Olivetti no pudo expresar mayor desinterés.
—¡Pues ocúpese de ella! Siga el procedimiento habitual y tome nota.
—Ya lo hemos hecho, señor, pero la persona que llamó… —El guardia hizo una pausa—. No me gustaría preocuparle, comandante, pero mencionó la sustancia que me pidió que investigara. Antimateria.
Los cuatro intercambiaron miradas de asombro.
—¿Mencionó que? —tartamudeó Olivetti.
—Antimateria, señor. Mientras intentábamos localizar la procedencia de la llamada, seguí investigando sobre la sustancia. La información que obtuve es, la verdad, muy inquietante…
—¿No dijo que la guía de balística no hablaba de ella?
—Encontré información en Internet.
Aleluya, pensó Vittoria.
—Por lo visto, esa sustancia es muy explosiva —dijo el guardia—. Cuesta imaginar que esa información sea correcta, pero aquí dice que, gramo más gramo menos, la antimateria posee una carga explosiva cien veces superior a la de una cabeza nuclear.
Olivetti se vino abajo.
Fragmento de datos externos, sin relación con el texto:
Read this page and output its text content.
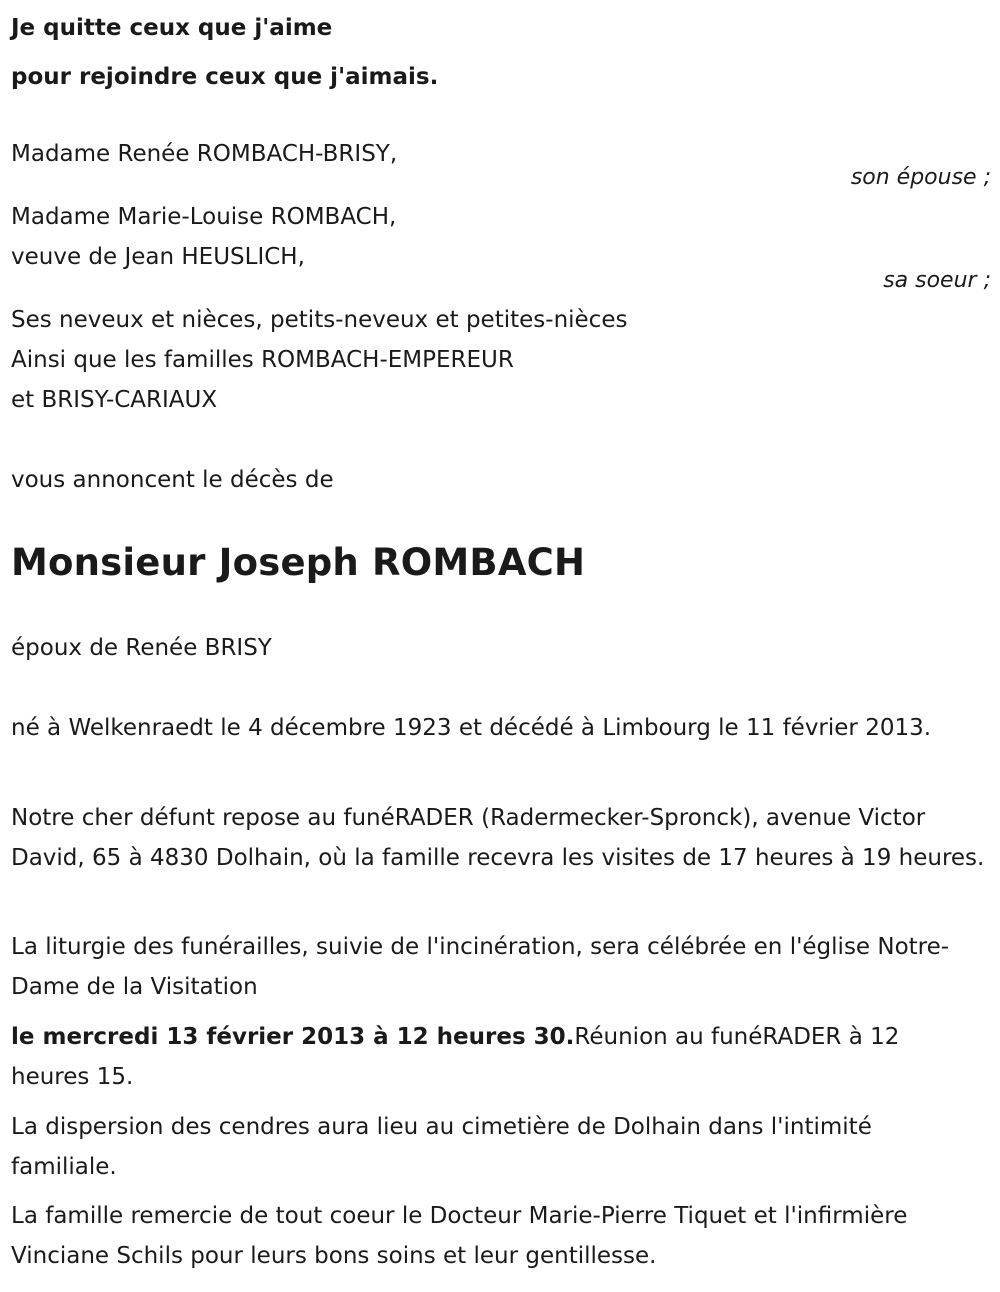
Je quitte ceux que j'aime

pour rejoindre ceux que j'aimais.

Madame Renée ROMBACH-BRISY,

son épouse ;

Madame Marie-Louise ROMBACH,

veuve de Jean HEUSLICH,

sa soeur ;

Ses neveux et nièces, petits-neveux et petites-nièces

Ainsi que les familles ROMBACH-EMPEREUR

et BRISY-CARIAUX

vous annoncent le décès de

Monsieur Joseph ROMBACH

époux de Renée BRISY

né à Welkenraedt le 4 décembre 1923 et décédé à Limbourg le 11 février 2013.

Notre cher défunt repose au funéRADER (Radermecker-Spronck), avenue Victor David, 65 à 4830 Dolhain, où la famille recevra les visites de 17 heures à 19 heures.

La liturgie des funérailles, suivie de l'incinération, sera célébrée en l'église Notre-Dame de la Visitation

le mercredi 13 février 2013 à 12 heures 30.Réunion au funéRADER à 12 heures 15.

La dispersion des cendres aura lieu au cimetière de Dolhain dans l'intimité familiale.

La famille remercie de tout coeur le Docteur Marie-Pierre Tiquet et l'infirmière Vinciane Schils pour leurs bons soins et leur gentillesse.
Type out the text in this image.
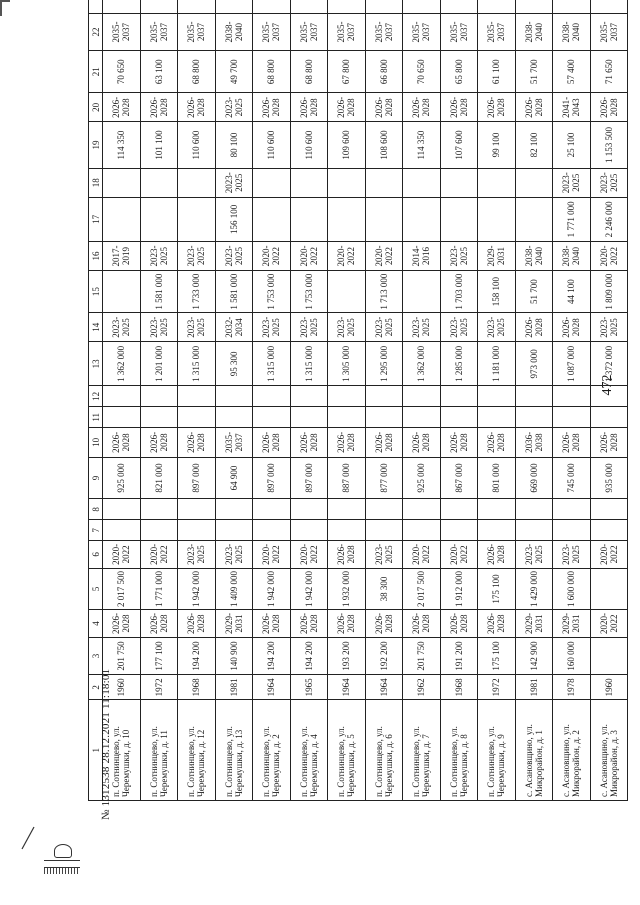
472
1	2	3	4	5	6	7	8	9	10	11	12	13	14	15	16	17	18	19	20	21	22		
п. Сотнинцево, ул. Черемушки, д. 10	1960	201 750	2026-2028	2 017 500	2020-2022			925 000	2026-2028			1 362 000	2023-2025		2017-2019			114 350	2026-2028	70 650	2035-2037		
п. Сотнинцево, ул. Черемушки, д. 11	1972	177 100	2026-2028	1 771 000	2020-2022			821 000	2026-2028			1 201 000	2023-2025	1 581 000	2023-2025			101 100	2026-2028	63 100	2035-2037		
п. Сотнинцево, ул. Черемушки, д. 12	1968	194 200	2026-2028	1 942 000	2023-2025			897 000	2026-2028			1 315 000	2023-2025	1 733 000	2023-2025			110 600	2026-2028	68 800	2035-2037		
п. Сотнинцево, ул. Черемушки, д. 13	1981	140 900	2029-2031	1 409 000	2023-2025			64 900	2035-2037			95 300	2032-2034	1 581 000	2023-2025	156 100	2023-2025	80 100	2023-2025	49 700	2038-2040		
п. Сотнинцево, ул. Черемушки, д. 2	1964	194 200	2026-2028	1 942 000	2020-2022			897 000	2026-2028			1 315 000	2023-2025	1 753 000	2020-2022			110 600	2026-2028	68 800	2035-2037		
п. Сотнинцево, ул. Черемушки, д. 4	1965	194 200	2026-2028	1 942 000	2020-2022			897 000	2026-2028			1 315 000	2023-2025	1 753 000	2020-2022			110 600	2026-2028	68 800	2035-2037		
п. Сотнинцево, ул. Черемушки, д. 5	1964	193 200	2026-2028	1 932 000	2026-2028			887 000	2026-2028			1 305 000	2023-2025		2020-2022			109 600	2026-2028	67 800	2035-2037		
п. Сотнинцево, ул. Черемушки, д. 6	1964	192 200	2026-2028	38 300	2023-2025			877 000	2026-2028			1 295 000	2023-2025	1 713 000	2020-2022			108 600	2026-2028	66 800	2035-2037		
п. Сотнинцево, ул. Черемушки, д. 7	1962	201 750	2026-2028	2 017 500	2020-2022			925 000	2026-2028			1 362 000	2023-2025		2014-2016			114 350	2026-2028	70 650	2035-2037		
п. Сотнинцево, ул. Черемушки, д. 8	1968	191 200	2026-2028	1 912 000	2020-2022			867 000	2026-2028			1 285 000	2023-2025	1 703 000	2023-2025			107 600	2026-2028	65 800	2035-2037		
п. Сотнинцево, ул. Черемушки, д. 9	1972	175 100	2026-2028	175 100	2026-2028			801 000	2026-2028			1 181 000	2023-2025	158 100	2029-2031			99 100	2026-2028	61 100	2035-2037		
с. Асановщино, ул. Микрорайон, д. 1	1981	142 900	2029-2031	1 429 000	2023-2025			669 000	2036-2038			973 000	2026-2028	51 700	2038-2040			82 100	2026-2028	51 700	2038-2040		
с. Асановщино, ул. Микрорайон, д. 2	1978	160 000	2029-2031	1 600 000	2023-2025			745 000	2026-2028			1 087 000	2026-2028	44 100	2038-2040	1 771 000	2023-2025	25 100	2041-2043	57 400	2038-2040		
с. Асановщино, ул. Микрорайон, д. 3	1960		2020-2022		2020-2022			935 000	2026-2028			1 372 000	2023-2025	1 809 000	2020-2022	2 246 000	2023-2025	1 153 500	2026-2028	71 650	2035-2037		
№ 1312538 28.12.2021 11:18:01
Fue como ver desmoronarse una montaña. La expresión horrorizada del camarlengo borró la sensación de triunfo que experimentó Vittoria.
—¿Localizó la llamada? —tartamudeó Olivetti.
—No hubo suerte. Un móvil con una encriptación muy potente. Las líneas SAT se confunden unas con otras, de modo que la triangulación no sirve de nada. La señal IF sugiere que está en Roma, pero no hay manera de localizarlo.
—¿Exigió algo? —preguntó Olivetti en voz baja.
—No, señor. Sólo nos advirtió de que hay antimateria oculta en el complejo. Pareció sorprendido de que no lo supiera. Me preguntó si aún no la había visto. Usted me preguntó sobre la antimateria, de modo que decidí avisarle.
—Ha hecho bien —dijo Olivetti—. Bajo enseguida. Avíseme de inmediato si vuelve a llamar.
El walkie-talkie quedó en silencio un momento.
—La persona que llama sigue en la línea, señor.
Pareció que Olivetti hubiera sido alcanzado por un rayo.
—¿La línea está abierta?
—Sí, señor. Hemos intentado localizarle durante diez minutos, sin resultado. Debe de saber que no podemos dar con él, porque se niega a colgar hasta que hable con el camarlengo.
—Pásemelo —ordenó el camarlengo—. ¡Ahora mismo!
Olivetti giró en redondo.
—No, padre. Un negociador experto de la Guardia Suiza es el más capacitado para hacerse cargo de la situación.
—¡Ahora mismo!
Olivetti dio la orden.
Un momento después, el teléfono del camarlengo Ventresca empezó a sonar. El hombre oprimió el botón del altavoz.
—¿Quién se cree que es, en nombre de Dios?